There may also be times when many passwords need to be changed. If a system is compromised by an intruder, the intruder may be able to steal a password file and take it off the system. Under these circumstances, one course of action is to change all passwords on the system. Your site should have procedures for how this can be done quickly and efficiently. What course you choose may depend on the urgency of the problem. In the case of a known attack with damage, you may choose to forcibly disable all accounts and assign users new passwords before they come back onto the system. In some places, users are sent a message telling them that they should change their passwords, perhaps within a certain time period. If the password isn't changed before the time period expires, the account is locked.
Users should be aware of what the standard procedure is for passwords when a security event has occurred. One well-known spoof reported by the Computer Emergency Response Team (CERT) involved messages sent to users, supposedly from local system administrators, requesting them to immediately change their password to a new value provided in the message [24]. These messages were not from the administrators, but from intruders trying to steal accounts. Users should be warned to immediately report any suspicious requests such as this to site administrators.
Configuration management is generally applied to the software development process. However, it is certainly applicable in a operational sense as well. Consider that the since many of the system level programs are intended to enforce the security policy, it is important that these be "known" as correct. That is, one should not allow system level programs (such as the operating system, etc.) to be changed arbitrarily. At very least, the procedures should state who is authorized to make changes to systems, under what circumstances, and how the changes should be documented.
In some environments, configuration management is also desirable as applied to physical configuration of equipment.

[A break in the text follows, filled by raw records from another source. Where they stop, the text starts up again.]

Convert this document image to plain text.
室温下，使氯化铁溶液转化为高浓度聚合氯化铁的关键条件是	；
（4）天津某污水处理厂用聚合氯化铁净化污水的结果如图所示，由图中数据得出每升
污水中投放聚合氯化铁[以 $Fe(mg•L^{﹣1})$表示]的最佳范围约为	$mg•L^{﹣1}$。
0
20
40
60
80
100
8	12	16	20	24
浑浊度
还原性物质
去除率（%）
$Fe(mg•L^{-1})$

Maintaining valid and authorized hardware configuration should be given due consideration in your security policy.
Occasionally, it may be beneficial to have a slightly non-standard configuration in order to thwart the "standard" attacks used by some intruders. The non-standard parts of the configuration might include different password encryption algorithms, different configuration file locations, and rewritten or functionally limited system commands.
Non-standard configurations, however, also have their drawbacks. By changing the "standard" system, these modifications make software maintenance more difficult by requiring extra documentation to be written, software modification after operating system upgrades, and, usually, someone with special knowledge of the changes.
Because of the drawbacks of non-standard configurations, they are often only used in environments with a "firewall" machine (see section 3.9.1). The firewall machine is modified in non-standard ways since it is susceptible to attack, while internal systems behind the firewall are left in their standard configurations.